I made some changes:

a. Added some comments about the SEGMENT_IS_*_CODE() macros.
b. Added a USER_RPL macro. (You were comparing a value to a mask
in some places and to the magic number 3 in other places.)
c. Changed the entry.S tests for LDT stack segment to use the macros.



From: Jeremy Fitzhardinge <[email protected]>

We allow for the fact that the guest kernel may not run in ring 0.
This requires some abstraction in a few places when setting %cs or
checking privilege level (user vs kernel).
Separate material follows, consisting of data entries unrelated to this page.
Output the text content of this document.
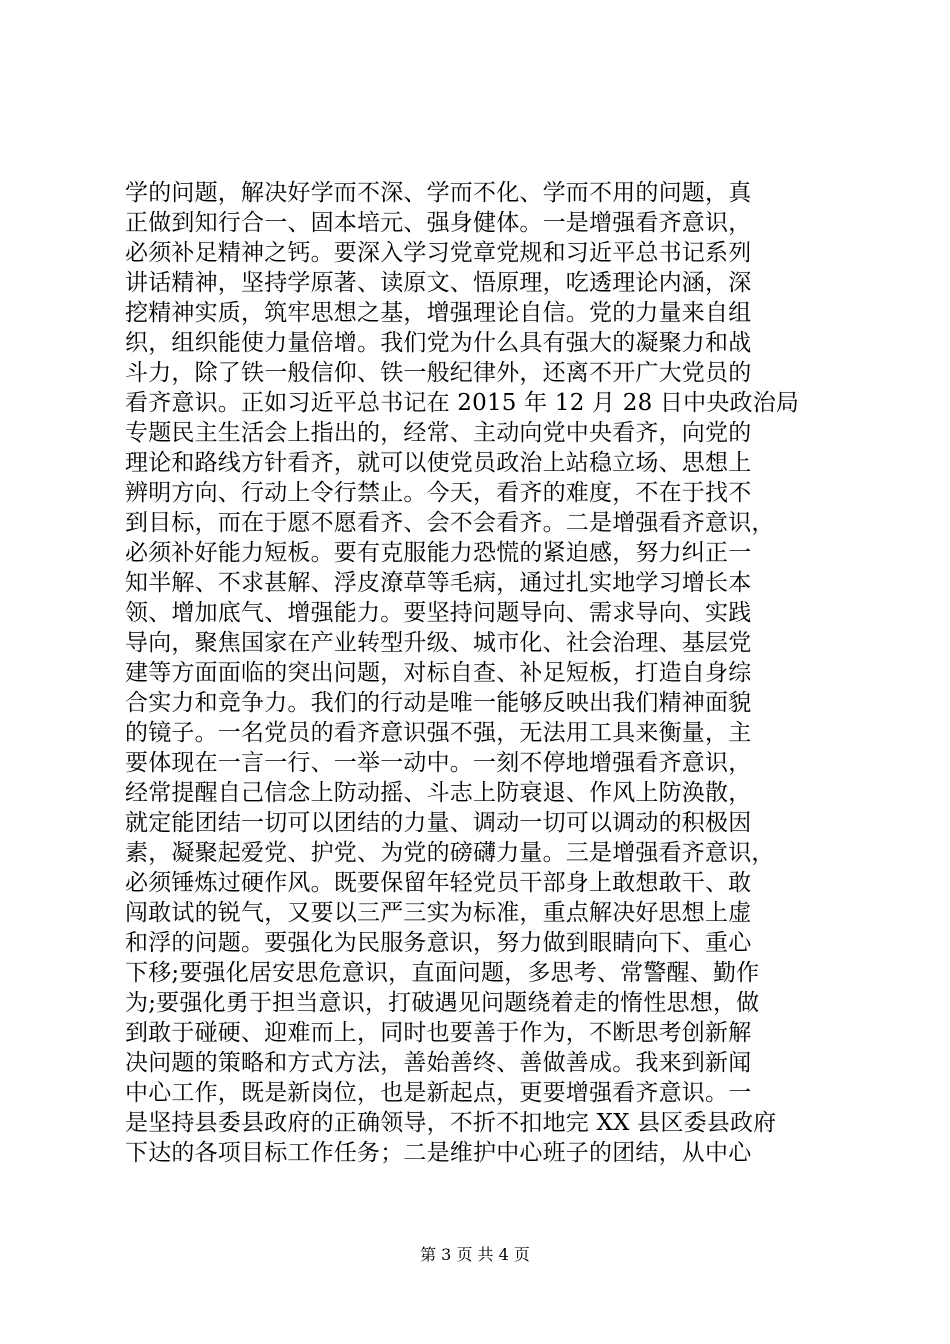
学的问题，解决好学而不深、学而不化、学而不用的问题，真
正做到知行合一、固本培元、强身健体。一是增强看齐意识，
必须补足精神之钙。要深入学习党章党规和习近平总书记系列
讲话精神，坚持学原著、读原文、悟原理，吃透理论内涵，深
挖精神实质，筑牢思想之基，增强理论自信。党的力量来自组
织，组织能使力量倍增。我们党为什么具有强大的凝聚力和战
斗力，除了铁一般信仰、铁一般纪律外，还离不开广大党员的
看齐意识。正如习近平总书记在 2015 年 12 月 28 日中央政治局
专题民主生活会上指出的，经常、主动向党中央看齐，向党的
理论和路线方针看齐，就可以使党员政治上站稳立场、思想上
辨明方向、行动上令行禁止。今天，看齐的难度，不在于找不
到目标，而在于愿不愿看齐、会不会看齐。二是增强看齐意识，
必须补好能力短板。要有克服能力恐慌的紧迫感，努力纠正一
知半解、不求甚解、浮皮潦草等毛病，通过扎实地学习增长本
领、增加底气、增强能力。要坚持问题导向、需求导向、实践
导向，聚焦国家在产业转型升级、城市化、社会治理、基层党
建等方面面临的突出问题，对标自查、补足短板，打造自身综
合实力和竞争力。我们的行动是唯一能够反映出我们精神面貌
的镜子。一名党员的看齐意识强不强，无法用工具来衡量，主
要体现在一言一行、一举一动中。一刻不停地增强看齐意识，
经常提醒自己信念上防动摇、斗志上防衰退、作风上防涣散，
就定能团结一切可以团结的力量、调动一切可以调动的积极因
素，凝聚起爱党、护党、为党的磅礴力量。三是增强看齐意识，
必须锤炼过硬作风。既要保留年轻党员干部身上敢想敢干、敢
闯敢试的锐气，又要以三严三实为标准，重点解决好思想上虚
和浮的问题。要强化为民服务意识，努力做到眼睛向下、重心
下移;要强化居安思危意识，直面问题，多思考、常警醒、勤作
为;要强化勇于担当意识，打破遇见问题绕着走的惰性思想，做
到敢于碰硬、迎难而上，同时也要善于作为，不断思考创新解
决问题的策略和方式方法，善始善终、善做善成。我来到新闻
中心工作，既是新岗位，也是新起点，更要增强看齐意识。一
是坚持县委县政府的正确领导，不折不扣地完 XX 县区委县政府
下达的各项目标工作任务；二是维护中心班子的团结，从中心
第 3 页 共 4 页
This is Chris' [RFC PATCH 15/33] move segment checks to subarch,
except rather than using #define USER_MODE_MASK which depends on a
config option, we use Zach's more flexible approach of assuming ring 3
== userspace. I also used "get_kernel_rpl()" over "get_kernel_cs()"
because I think it reads better in the code...
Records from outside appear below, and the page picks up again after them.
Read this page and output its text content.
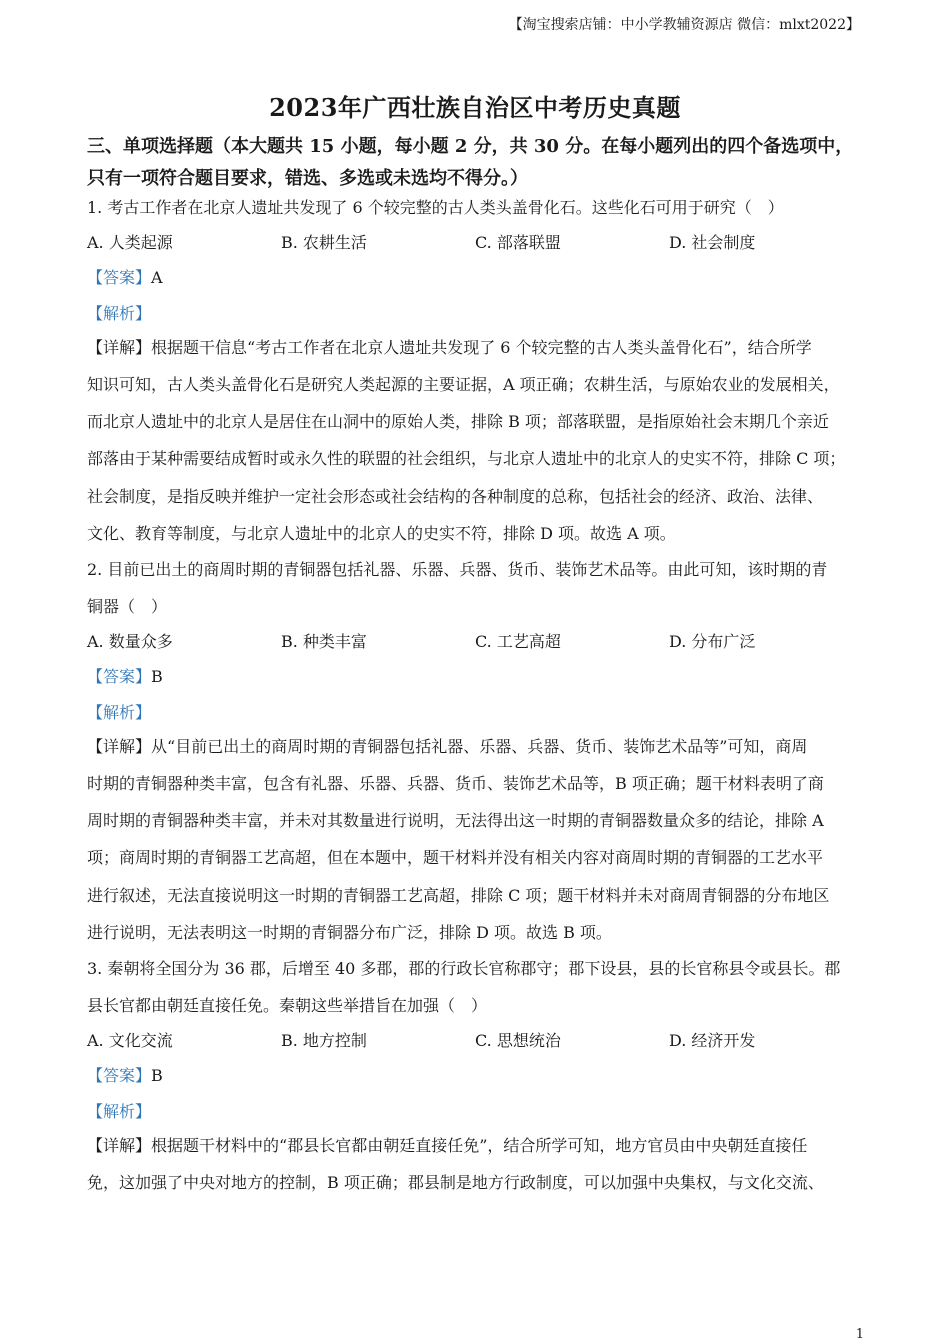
【淘宝搜索店铺：中小学教辅资源店 微信：mlxt2022】
2023年广西壮族自治区中考历史真题
三、单项选择题（本大题共 15 小题，每小题 2 分，共 30 分。在每小题列出的四个备选项中，
只有一项符合题目要求，错选、多选或未选均不得分。）
1. 考古工作者在北京人遗址共发现了 6 个较完整的古人类头盖骨化石。这些化石可用于研究（　）
A. 人类起源	B. 农耕生活	C. 部落联盟	D. 社会制度
【答案】A
【解析】
【详解】根据题干信息“考古工作者在北京人遗址共发现了 6 个较完整的古人类头盖骨化石”，结合所学
知识可知，古人类头盖骨化石是研究人类起源的主要证据，A 项正确；农耕生活，与原始农业的发展相关，
而北京人遗址中的北京人是居住在山洞中的原始人类，排除 B 项；部落联盟，是指原始社会末期几个亲近
部落由于某种需要结成暂时或永久性的联盟的社会组织，与北京人遗址中的北京人的史实不符，排除 C 项；
社会制度，是指反映并维护一定社会形态或社会结构的各种制度的总称，包括社会的经济、政治、法律、
文化、教育等制度，与北京人遗址中的北京人的史实不符，排除 D 项。故选 A 项。
2. 目前已出土的商周时期的青铜器包括礼器、乐器、兵器、货币、装饰艺术品等。由此可知，该时期的青
铜器（　）
A. 数量众多	B. 种类丰富	C. 工艺高超	D. 分布广泛
【答案】B
【解析】
【详解】从“目前已出土的商周时期的青铜器包括礼器、乐器、兵器、货币、装饰艺术品等”可知，商周
时期的青铜器种类丰富，包含有礼器、乐器、兵器、货币、装饰艺术品等，B 项正确；题干材料表明了商
周时期的青铜器种类丰富，并未对其数量进行说明，无法得出这一时期的青铜器数量众多的结论，排除 A
项；商周时期的青铜器工艺高超，但在本题中，题干材料并没有相关内容对商周时期的青铜器的工艺水平
进行叙述，无法直接说明这一时期的青铜器工艺高超，排除 C 项；题干材料并未对商周青铜器的分布地区
进行说明，无法表明这一时期的青铜器分布广泛，排除 D 项。故选 B 项。
3. 秦朝将全国分为 36 郡，后增至 40 多郡，郡的行政长官称郡守；郡下设县，县的长官称县令或县长。郡
县长官都由朝廷直接任免。秦朝这些举措旨在加强（　）
A. 文化交流	B. 地方控制	C. 思想统治	D. 经济开发
【答案】B
【解析】
【详解】根据题干材料中的“郡县长官都由朝廷直接任免”，结合所学可知，地方官员由中央朝廷直接任
免，这加强了中央对地方的控制，B 项正确；郡县制是地方行政制度，可以加强中央集权，与文化交流、
1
1) Remove the hardcoded 3 and introduce #define SEGMENT_RPL_MASK 3
2) Add a get_kernel_rpl() macro, and don't assume it's zero.
3) Use USER_RPL macro instead of hardcoded 3

Signed-off-by: Rusty Russell <[email protected]>
Signed-off-by: Zachary Amsden <[email protected]>
Signed-off-by: Jeremy Fitzhardinge <[email protected]>
Signed-off-by: Chuck Ebbert <[email protected]>

---

arch/i386/kernel/entry.S | 9 +++++----
arch/i386/kernel/process.c | 2 +-
arch/i386/mm/extable.c | 2 +-
arch/i386/mm/fault.c | 11 ++++-------
include/asm-i386/ptrace.h | 5 +++--
include/asm-i386/segment.h | 12 ++++++++++++
6 files changed, 26 insertions(+), 15 deletions(-)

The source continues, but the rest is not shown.